Well, I think if we replace, we should just replace randomly just like
we always expand the sampled set. If most ipv6 guards drop out, we
will have fewer ipv6 guards in our sampled set, but that also reflects
the Tor network.

I suspect a plausible thing to do is to wait a few consensus rounds
with expanding the sampled set to replace "bad" guards - they might
come back, and under most circumstances we shouldn't need to use the
sampled set anyway.

> The current proposal says the following about SAMPLED_UTOPIC_GUARDS:
>
>       It will be filled in by the algorithm if it's empty, or if it contains
>       less than SAMPLE_SET_THRESHOLD guards after winnowing out older guards.
>
> which I think is a good suggestion.

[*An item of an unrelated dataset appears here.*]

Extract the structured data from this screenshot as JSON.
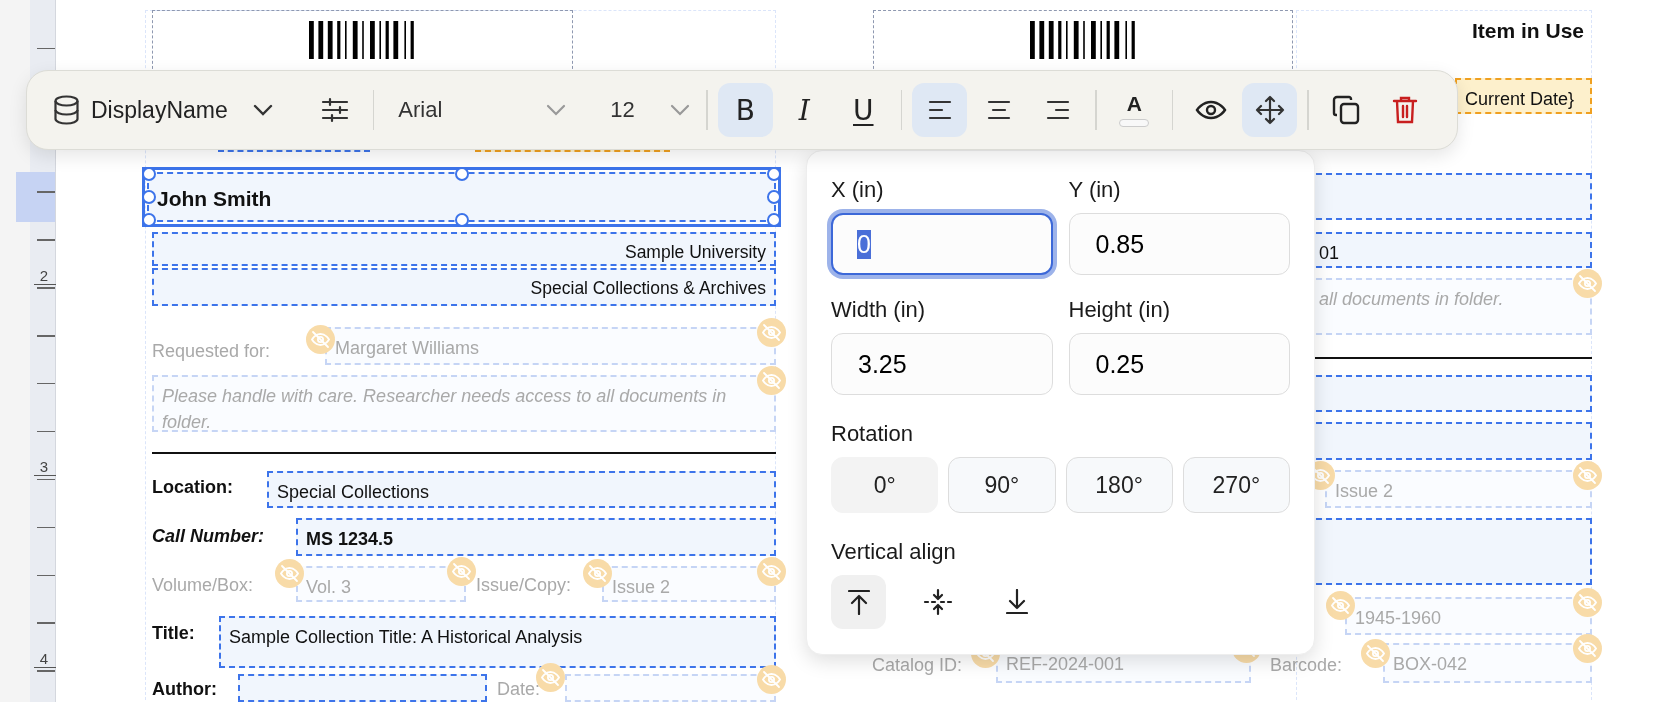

However, what should we do if we end up
> going with the "ensure minimum percentage" logic?
Yeah, my suggestion is not have minimum percentage of X type guards -
instead just fill it randomly, and use the expanding process if we
can't find enough guards for a specific purpose.

> > - EntryNodes
> > If this is set, never use the algorithm for regular circuits - we should still use it for directory server connections though.
>
> If this is set we should not use our algorithm, but we should instead pick one
> of the guards in the EntryNodes list. This is for people who want to hardcode
> their guard.  It's used a lot by people currently.
Yeah. Is the guard picked randomly from this list, or using something
more complicated?

> > - UseEntryGuardsAsDirGuards
> > I don't understand exactly what this settings does.
>
> I'm not sure either. I'd just let it keep the exact same semantics it currently has.
Yeah, except we don't exactly understand what does semantics are, and
if we need to change something in our code to match it. =)

Thanks for all the feedback! Hopefully we're getting close to the
final iteration of this spec. =)

Cheers
-- 
 Ola Bini (https://olabini.se)

 "Yields falsehood when quined" yields falsehood when quined.